The first patient had contracted hepatitis in a blood transfusion. When I last saw him, three days had passed since his liver transplant.He was weak and had not yet gotten out of bed. He said he had one goal for the day: to sit up in bed.
He wanted to write a thank-you note to the family of the person whose donated liver saved his life. That afternoon, I found him in a chair, writing.
The second patient was not even able to write a note. At 39, she lay dying in the intensive-care unit, waiting for a donated liver. When I last saw her, she had a couple of days left, at best. Later I learned she had been given a new liver and was alive and well.
Liver, heart and kidney transplants are no longer experimental procedures. They are tried and true medical interventions - our closest thing to miracle cures. Most patients do very well for years after surgery and would have died without it.
Unfortunately, not enough donated organs are available. There are always twice as many people on waiting lists as there are organs. Every year, hundreds of patients on the lists die.
It is illegal to pay the families of organ donors. The 1984 federal ban on payment arose out of fear that a black market for organs would be created. The system for obtaining organs was just being started. Today, the source of every implanted organ is fully documented.
With transplants common, the law should be overturned. We should allow payments to families - strictly as an honorarium to pay for the donor's funeral.

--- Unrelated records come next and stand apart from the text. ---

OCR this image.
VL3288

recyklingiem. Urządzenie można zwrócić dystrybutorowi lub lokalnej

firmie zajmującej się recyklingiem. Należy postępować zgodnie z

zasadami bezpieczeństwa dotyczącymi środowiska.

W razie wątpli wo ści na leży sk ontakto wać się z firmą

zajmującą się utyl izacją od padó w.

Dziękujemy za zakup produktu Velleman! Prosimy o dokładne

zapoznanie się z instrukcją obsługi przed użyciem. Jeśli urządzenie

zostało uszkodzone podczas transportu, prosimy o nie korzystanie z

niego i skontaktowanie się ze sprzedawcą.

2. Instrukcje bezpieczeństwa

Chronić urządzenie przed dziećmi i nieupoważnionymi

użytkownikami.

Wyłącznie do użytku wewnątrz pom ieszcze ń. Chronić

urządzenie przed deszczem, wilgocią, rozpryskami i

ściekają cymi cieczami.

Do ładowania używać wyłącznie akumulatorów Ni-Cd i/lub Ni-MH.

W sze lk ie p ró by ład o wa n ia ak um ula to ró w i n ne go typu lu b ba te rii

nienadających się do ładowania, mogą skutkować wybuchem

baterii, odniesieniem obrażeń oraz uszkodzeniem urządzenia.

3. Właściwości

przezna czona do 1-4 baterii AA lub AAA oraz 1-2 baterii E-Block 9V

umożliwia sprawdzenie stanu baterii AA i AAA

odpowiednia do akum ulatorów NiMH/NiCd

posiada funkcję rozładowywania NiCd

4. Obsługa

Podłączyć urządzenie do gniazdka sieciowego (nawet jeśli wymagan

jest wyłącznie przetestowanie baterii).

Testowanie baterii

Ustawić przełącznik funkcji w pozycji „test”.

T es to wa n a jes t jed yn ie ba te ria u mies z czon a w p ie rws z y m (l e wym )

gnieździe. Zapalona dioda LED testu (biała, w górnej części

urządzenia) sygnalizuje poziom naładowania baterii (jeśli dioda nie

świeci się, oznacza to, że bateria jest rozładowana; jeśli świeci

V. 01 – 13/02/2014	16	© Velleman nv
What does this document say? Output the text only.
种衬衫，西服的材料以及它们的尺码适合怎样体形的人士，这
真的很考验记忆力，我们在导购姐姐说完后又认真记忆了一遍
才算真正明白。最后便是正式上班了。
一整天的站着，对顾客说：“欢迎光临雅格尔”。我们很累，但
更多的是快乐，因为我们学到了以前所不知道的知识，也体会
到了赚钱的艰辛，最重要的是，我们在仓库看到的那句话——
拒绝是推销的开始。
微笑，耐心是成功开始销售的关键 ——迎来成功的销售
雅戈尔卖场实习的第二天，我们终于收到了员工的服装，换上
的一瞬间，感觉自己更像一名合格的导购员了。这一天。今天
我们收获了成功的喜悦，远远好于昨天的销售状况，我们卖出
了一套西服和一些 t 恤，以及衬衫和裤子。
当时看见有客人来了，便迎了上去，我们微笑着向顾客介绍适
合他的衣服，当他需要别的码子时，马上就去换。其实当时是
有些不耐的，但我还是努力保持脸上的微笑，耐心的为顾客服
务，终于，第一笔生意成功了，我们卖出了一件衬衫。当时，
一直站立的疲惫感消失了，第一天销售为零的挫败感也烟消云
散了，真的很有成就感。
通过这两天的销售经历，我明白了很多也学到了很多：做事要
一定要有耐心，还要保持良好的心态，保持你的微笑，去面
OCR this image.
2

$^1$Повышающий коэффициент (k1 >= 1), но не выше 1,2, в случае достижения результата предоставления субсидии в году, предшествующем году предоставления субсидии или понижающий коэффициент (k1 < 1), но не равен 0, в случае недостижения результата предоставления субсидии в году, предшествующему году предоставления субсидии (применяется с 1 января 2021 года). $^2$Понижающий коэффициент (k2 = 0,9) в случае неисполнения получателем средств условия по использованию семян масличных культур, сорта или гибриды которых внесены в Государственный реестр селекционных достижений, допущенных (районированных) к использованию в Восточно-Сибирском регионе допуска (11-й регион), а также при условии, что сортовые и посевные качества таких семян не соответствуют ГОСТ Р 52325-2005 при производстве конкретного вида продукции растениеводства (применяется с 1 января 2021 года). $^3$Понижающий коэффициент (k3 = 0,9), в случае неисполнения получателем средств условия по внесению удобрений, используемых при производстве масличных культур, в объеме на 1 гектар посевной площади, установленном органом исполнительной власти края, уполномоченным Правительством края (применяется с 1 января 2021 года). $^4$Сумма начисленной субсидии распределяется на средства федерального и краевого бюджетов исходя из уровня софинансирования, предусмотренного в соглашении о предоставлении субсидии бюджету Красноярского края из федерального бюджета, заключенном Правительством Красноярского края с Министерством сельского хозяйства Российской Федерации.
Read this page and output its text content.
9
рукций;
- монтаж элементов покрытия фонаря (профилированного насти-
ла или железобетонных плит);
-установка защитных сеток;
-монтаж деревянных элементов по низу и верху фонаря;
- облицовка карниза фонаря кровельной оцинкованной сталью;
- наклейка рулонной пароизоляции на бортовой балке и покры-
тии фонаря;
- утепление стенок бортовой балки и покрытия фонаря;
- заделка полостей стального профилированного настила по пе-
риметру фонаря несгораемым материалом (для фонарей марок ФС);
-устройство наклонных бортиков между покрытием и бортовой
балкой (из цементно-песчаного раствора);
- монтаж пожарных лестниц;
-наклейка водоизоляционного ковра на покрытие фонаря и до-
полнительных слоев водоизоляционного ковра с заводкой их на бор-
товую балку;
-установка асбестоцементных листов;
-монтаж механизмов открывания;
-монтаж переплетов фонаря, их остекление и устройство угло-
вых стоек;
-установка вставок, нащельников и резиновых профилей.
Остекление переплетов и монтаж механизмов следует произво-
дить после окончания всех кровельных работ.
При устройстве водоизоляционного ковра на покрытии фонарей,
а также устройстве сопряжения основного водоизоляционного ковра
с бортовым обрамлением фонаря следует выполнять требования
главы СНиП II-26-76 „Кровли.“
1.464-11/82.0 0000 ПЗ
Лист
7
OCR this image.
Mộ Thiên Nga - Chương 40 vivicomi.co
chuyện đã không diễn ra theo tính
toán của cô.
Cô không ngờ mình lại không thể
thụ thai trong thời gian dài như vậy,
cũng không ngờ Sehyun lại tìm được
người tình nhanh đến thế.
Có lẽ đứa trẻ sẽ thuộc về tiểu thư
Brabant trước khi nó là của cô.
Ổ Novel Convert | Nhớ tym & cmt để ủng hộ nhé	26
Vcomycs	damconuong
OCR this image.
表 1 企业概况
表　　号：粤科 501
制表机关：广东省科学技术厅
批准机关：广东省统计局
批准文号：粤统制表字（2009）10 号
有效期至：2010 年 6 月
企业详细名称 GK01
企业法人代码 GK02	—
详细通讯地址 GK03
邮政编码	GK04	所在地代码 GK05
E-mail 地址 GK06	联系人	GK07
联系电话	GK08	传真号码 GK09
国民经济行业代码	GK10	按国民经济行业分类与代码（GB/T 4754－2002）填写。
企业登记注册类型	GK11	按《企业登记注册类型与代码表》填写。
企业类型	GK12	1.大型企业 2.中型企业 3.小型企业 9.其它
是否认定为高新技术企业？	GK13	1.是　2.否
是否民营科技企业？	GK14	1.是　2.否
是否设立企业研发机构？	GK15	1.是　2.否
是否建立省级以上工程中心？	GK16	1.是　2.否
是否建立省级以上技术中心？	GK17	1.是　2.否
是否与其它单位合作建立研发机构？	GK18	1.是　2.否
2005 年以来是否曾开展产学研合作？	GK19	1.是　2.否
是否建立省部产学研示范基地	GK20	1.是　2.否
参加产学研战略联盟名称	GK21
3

Critics say payment would be unethical. Some fear that only the rich could buy organs and that the poor would not easily get them. That would not be the case. Organs would still be allocated based strictly on the severity of the patient's disease.
Suppose someone, for religious or personal reasons, does not want to donate an organ. That preference can be expressed in a document earlier in life or when entering the hospital or by rejecting the donors' option listed on drivers' licenses.
Unfortunately, an honorarium may feed greed. For many, the cost of a funeral is prohibitive, and they may wish to override the preference of the deceased.
In cases of family disagreement, who would decide? The next of kin or the person or people with a durable power of attorney. If the family simply cannot agree, the procedure should be avoided.
With more organs available, there would be more - and less-expensive - tranplants.
Who would pay the honorarium? Let the marketplace decide. The main candidates would be insurance companies, managed-care plans and hospitals, which want to keep costs down. Perhaps recipients could voluntarily pay into a pool that would be given to donor families.
The bottom line is that a funeral honorarium is better than a funeral.